Most understand the saying ‘the whole is greater than the sum of its parts’. It is no different here. Pixel derived impression data on its own tells us little about whether a human has paid attention, and human data alone can’t scale. One is very clear information about humans but small, the other gives us a blurrier view of human behaviour but a bigger map. The two bridged together brings both clarity and scale, combined they can change a measurement landscape.
Future proofing is vital
What we have seen from the attention industry to date has only scratched the surface. While we have case evidence that gives us overall success stories, our industry needs a sharper, more cohesive view of the engagement each ad drives and a validated blueprint for true integration of attention data into the broader measurement ecosystem.

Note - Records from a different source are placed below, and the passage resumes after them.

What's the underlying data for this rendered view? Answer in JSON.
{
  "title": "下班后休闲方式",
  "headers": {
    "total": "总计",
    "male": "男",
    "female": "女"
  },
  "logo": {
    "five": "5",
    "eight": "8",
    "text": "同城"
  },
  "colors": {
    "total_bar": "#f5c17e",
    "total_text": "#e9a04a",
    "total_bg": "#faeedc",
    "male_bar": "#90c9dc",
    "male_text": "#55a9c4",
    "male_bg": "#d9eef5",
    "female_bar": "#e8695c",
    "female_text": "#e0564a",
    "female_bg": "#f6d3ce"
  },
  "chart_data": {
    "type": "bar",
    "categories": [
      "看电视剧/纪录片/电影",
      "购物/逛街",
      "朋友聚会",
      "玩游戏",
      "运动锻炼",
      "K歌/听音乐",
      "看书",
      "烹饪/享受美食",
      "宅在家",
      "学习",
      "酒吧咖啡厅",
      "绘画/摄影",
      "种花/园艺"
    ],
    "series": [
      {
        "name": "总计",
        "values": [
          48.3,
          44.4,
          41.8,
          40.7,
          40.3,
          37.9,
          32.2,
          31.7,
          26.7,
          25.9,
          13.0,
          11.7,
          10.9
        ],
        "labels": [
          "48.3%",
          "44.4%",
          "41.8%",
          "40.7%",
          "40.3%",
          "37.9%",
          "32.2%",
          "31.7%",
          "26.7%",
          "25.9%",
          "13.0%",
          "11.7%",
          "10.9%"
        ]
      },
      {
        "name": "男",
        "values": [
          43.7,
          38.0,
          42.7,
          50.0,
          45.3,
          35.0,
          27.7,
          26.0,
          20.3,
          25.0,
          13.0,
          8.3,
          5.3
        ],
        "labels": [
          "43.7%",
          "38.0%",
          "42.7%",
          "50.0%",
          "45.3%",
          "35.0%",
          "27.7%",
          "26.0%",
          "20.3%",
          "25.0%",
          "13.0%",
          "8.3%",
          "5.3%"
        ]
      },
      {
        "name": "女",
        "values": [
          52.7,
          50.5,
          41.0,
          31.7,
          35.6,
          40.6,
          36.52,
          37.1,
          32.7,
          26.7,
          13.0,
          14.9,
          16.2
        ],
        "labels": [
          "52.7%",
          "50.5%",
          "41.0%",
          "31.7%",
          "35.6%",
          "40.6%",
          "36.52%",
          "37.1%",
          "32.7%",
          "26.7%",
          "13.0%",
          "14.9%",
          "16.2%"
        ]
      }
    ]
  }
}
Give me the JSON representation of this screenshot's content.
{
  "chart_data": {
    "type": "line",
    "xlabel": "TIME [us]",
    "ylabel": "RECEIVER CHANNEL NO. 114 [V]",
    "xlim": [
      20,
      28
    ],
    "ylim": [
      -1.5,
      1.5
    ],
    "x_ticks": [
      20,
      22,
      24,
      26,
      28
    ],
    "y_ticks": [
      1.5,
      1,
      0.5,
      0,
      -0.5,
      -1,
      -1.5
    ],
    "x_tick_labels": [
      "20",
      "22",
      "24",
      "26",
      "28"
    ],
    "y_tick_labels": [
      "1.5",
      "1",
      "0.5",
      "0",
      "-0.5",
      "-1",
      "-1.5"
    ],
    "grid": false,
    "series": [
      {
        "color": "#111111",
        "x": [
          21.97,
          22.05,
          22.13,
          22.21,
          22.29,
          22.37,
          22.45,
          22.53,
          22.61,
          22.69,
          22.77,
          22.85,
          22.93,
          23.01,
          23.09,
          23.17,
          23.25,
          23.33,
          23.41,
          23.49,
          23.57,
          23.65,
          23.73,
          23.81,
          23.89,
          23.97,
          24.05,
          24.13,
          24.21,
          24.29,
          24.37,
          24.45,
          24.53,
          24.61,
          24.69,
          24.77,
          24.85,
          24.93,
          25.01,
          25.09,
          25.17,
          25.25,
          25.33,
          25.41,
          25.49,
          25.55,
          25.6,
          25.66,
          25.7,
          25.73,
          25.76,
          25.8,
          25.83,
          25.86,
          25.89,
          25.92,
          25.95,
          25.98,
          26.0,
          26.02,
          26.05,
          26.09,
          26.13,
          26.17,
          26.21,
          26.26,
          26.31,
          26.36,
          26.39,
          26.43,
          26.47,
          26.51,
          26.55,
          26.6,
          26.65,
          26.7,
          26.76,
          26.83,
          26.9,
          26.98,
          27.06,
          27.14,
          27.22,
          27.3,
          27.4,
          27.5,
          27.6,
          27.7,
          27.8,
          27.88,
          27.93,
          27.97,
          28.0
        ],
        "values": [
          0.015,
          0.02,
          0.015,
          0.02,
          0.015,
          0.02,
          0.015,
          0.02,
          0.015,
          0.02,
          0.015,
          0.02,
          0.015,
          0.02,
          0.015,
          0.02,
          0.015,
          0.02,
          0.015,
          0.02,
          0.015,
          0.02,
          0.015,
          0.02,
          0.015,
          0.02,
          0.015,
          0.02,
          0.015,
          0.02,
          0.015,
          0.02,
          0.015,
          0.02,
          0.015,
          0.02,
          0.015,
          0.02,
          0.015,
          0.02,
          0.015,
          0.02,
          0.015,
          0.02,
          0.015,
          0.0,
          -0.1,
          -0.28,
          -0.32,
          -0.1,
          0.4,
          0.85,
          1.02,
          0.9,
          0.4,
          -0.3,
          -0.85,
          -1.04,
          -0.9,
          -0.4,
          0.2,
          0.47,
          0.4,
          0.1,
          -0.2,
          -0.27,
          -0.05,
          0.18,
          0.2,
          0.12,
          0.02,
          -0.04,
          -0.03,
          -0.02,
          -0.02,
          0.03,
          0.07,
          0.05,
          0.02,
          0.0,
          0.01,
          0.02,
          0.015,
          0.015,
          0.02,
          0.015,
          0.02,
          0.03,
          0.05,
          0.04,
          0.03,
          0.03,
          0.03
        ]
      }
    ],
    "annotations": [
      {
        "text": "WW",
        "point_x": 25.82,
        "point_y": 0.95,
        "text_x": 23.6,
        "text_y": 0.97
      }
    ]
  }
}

This data flow shifts us from attention concepts to the attention science needed for the successful application of attention data into planning, buying and verification systems.
Why does this matter? Because if we don’t apply rigour and continue to work to a blurry, isolated roadmap, we run the risk of simplistic attention measurement applications doing more harm than good. We have come from a place where good enough is good enough and our industry and the advertisers that fund it are still paying the price now, via the billions of wasted media dollars spent on ads that potential customers don’t even see.